Walking meditation is not just for stretching our legs. It is a technique just as powerful as sitting. Within the Buddhist world there are many styles of walking meditation: the formal kinhin of Zen, the kaihogyo of Mt. Hiei, the rlung-sgom of Tibet, etc.
Walk slowly but naturally. Try to register as much information as possible about the sensation in each foot as it moves. Break the movement into distinct components and note each one. Distinguish the lifting, swinging and down-tread. Experience each change in tactile sensation against the floor as you lift and touch down. Try to feel the many tiny jerks of muscles involved in the foot's seemingly smooth motion. Try to see that each component and sub-component of the foot's motion has its own distinct beginning, middle and end.
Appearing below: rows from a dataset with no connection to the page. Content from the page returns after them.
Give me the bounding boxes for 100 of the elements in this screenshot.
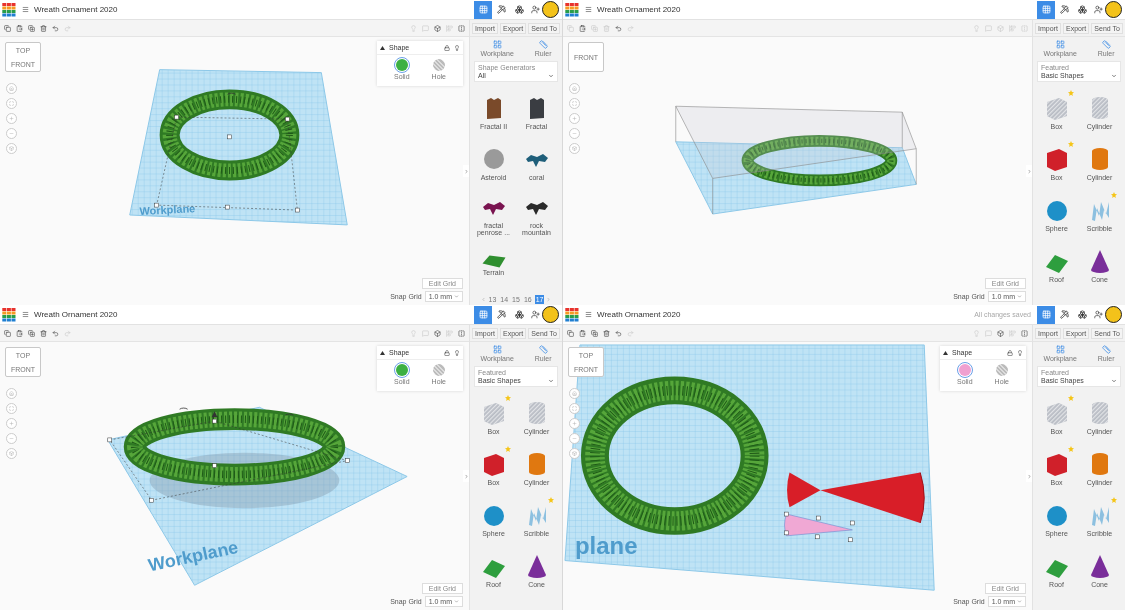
undo-icon[interactable] — [52, 24, 59, 32]
fit-icon — [572, 406, 577, 411]
solid-option[interactable] — [958, 364, 971, 376]
zoom-out-button[interactable] — [569, 128, 580, 139]
undo-icon[interactable] — [52, 329, 59, 337]
hole-option[interactable] — [432, 364, 445, 376]
bulb-icon[interactable] — [1017, 349, 1023, 356]
avatar[interactable] — [542, 1, 559, 18]
avatar[interactable] — [1105, 1, 1122, 18]
bulb-icon[interactable] — [454, 349, 460, 356]
duplicate-icon[interactable] — [28, 24, 35, 32]
fit-view-button[interactable] — [6, 98, 17, 109]
paste-icon[interactable] — [16, 329, 23, 337]
add-user-icon[interactable] — [1094, 310, 1103, 319]
logo-icon[interactable] — [2, 2, 16, 17]
grid-icon[interactable] — [1055, 345, 1065, 354]
menu-icon[interactable] — [22, 6, 29, 13]
home-view-button[interactable] — [569, 83, 580, 94]
perspective-button[interactable] — [6, 448, 17, 459]
project-title[interactable]: Wreath Ornament 2020 — [597, 5, 681, 14]
collapse-panel-button[interactable] — [1026, 165, 1032, 177]
zoom-out-button[interactable] — [569, 433, 580, 444]
perspective-button[interactable] — [569, 143, 580, 154]
copy-icon[interactable] — [4, 329, 11, 337]
ruler-icon[interactable] — [538, 345, 548, 354]
mirror-icon[interactable] — [458, 329, 465, 337]
grid-view-button[interactable] — [1037, 305, 1055, 324]
duplicate-icon[interactable] — [28, 329, 35, 337]
avatar[interactable] — [1105, 306, 1122, 323]
workplane-label: Workplane — [139, 202, 196, 217]
cube-icon[interactable] — [434, 329, 441, 337]
lock-icon[interactable] — [444, 349, 450, 356]
hole-option[interactable] — [432, 59, 445, 71]
add-user-icon[interactable] — [531, 310, 540, 319]
collapse-panel-button[interactable] — [463, 165, 469, 177]
home-view-button[interactable] — [6, 388, 17, 399]
paste-icon[interactable] — [16, 24, 23, 32]
grid-view-button[interactable] — [474, 0, 492, 19]
add-user-icon[interactable] — [531, 5, 540, 14]
grid-icon[interactable] — [492, 345, 502, 354]
logo-icon[interactable] — [565, 307, 579, 322]
perspective-button[interactable] — [6, 143, 17, 154]
ruler-icon[interactable] — [538, 40, 548, 49]
cube-icon[interactable] — [434, 24, 441, 32]
hole-option[interactable] — [995, 364, 1008, 376]
undo-icon[interactable] — [615, 24, 622, 32]
menu-icon[interactable] — [585, 311, 592, 318]
logo-icon[interactable] — [565, 2, 579, 17]
collapse-caret-icon[interactable] — [380, 350, 385, 355]
delete-icon[interactable] — [40, 329, 47, 337]
collapse-caret-icon[interactable] — [943, 350, 948, 355]
menu-icon[interactable] — [585, 6, 592, 13]
bulb-icon[interactable] — [454, 44, 460, 51]
solid-option[interactable] — [395, 364, 408, 376]
menu-icon[interactable] — [22, 311, 29, 318]
bricks-icon — [1077, 310, 1087, 319]
chevron-down-icon — [1111, 378, 1117, 384]
ruler-icon[interactable] — [1101, 345, 1111, 354]
perspective-button[interactable] — [569, 448, 580, 459]
duplicate-icon[interactable] — [591, 329, 598, 337]
zoom-in-button[interactable] — [569, 418, 580, 429]
ruler-icon[interactable] — [1101, 40, 1111, 49]
delete-icon[interactable] — [603, 329, 610, 337]
lock-icon[interactable] — [444, 44, 450, 51]
collapse-caret-icon[interactable] — [380, 45, 385, 50]
home-view-button[interactable] — [569, 388, 580, 399]
grid-view-button[interactable] — [474, 305, 492, 324]
project-title[interactable]: Wreath Ornament 2020 — [34, 310, 118, 319]
add-user-icon[interactable] — [1094, 5, 1103, 14]
zoom-out-button[interactable] — [6, 433, 17, 444]
zoom-in-button[interactable] — [6, 113, 17, 124]
copy-icon[interactable] — [567, 329, 574, 337]
solid-option[interactable] — [395, 59, 408, 71]
chevron-down-icon — [454, 294, 459, 299]
zoom-in-button[interactable] — [569, 113, 580, 124]
zoom-in-button[interactable] — [6, 418, 17, 429]
cube-icon[interactable] — [997, 329, 1004, 337]
project-title[interactable]: Wreath Ornament 2020 — [597, 310, 681, 319]
pickaxe-icon — [1059, 310, 1069, 319]
logo-icon[interactable] — [2, 307, 16, 322]
delete-icon[interactable] — [40, 24, 47, 32]
lock-icon[interactable] — [1007, 349, 1013, 356]
grid-icon[interactable] — [492, 40, 502, 49]
collapse-panel-button[interactable] — [1026, 470, 1032, 482]
project-title[interactable]: Wreath Ornament 2020 — [34, 5, 118, 14]
collapse-panel-button[interactable] — [463, 470, 469, 482]
zoom-out-button[interactable] — [6, 128, 17, 139]
paste-icon[interactable] — [579, 329, 586, 337]
fit-view-button[interactable] — [569, 403, 580, 414]
avatar[interactable] — [542, 306, 559, 323]
fit-view-button[interactable] — [569, 98, 580, 109]
paste-icon[interactable] — [579, 24, 586, 32]
home-view-button[interactable] — [6, 83, 17, 94]
mirror-icon[interactable] — [458, 24, 465, 32]
mirror-icon[interactable] — [1021, 329, 1028, 337]
copy-icon[interactable] — [4, 24, 11, 32]
undo-icon[interactable] — [615, 329, 622, 337]
grid-icon[interactable] — [1055, 40, 1065, 49]
fit-view-button[interactable] — [6, 403, 17, 414]
grid-view-button[interactable] — [1037, 0, 1055, 19]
At first you may want to make explicit mental note of the components by saying to yourself something like "Begin lift, lifting, end lift, begin swing, swinging, end swing, begin coming down, coming down, begin touching ground, touching..." However, as you become more and more aware of subtle events, you will not have time to characterize each with words. In any event, keep an unbroken stream of awareness about the foot. If your attention wanders, be aware of that fact and return to the foot. Remember, it is very important to keep the rest of the body relaxed while you do this.
Our sense of solidity and separateness comes about because we habitually grasp and freeze each moment of sensation. The vipassana walking exercise is designed to so completely flood your consciousness with reality moments that there simply is no time left for grasping and freezing. As soon as a piece of data is registered, move on to the next piece of data without allowing the memory of the former piece of data to congeal.
In other words, this exercise takes as its object the emotionally neutral and easily controlled event of walking and teaches us to stay in the absolute present with it, leaving no time to fantasize, no time to create separating distance, no time to freeze the foot-activity into an object, no time to create a separate self.
Here we are learning to escape into reality. Whatever insights you gain from this simple exercise can then be applied to escaping into the complex and demanding reality of daily life.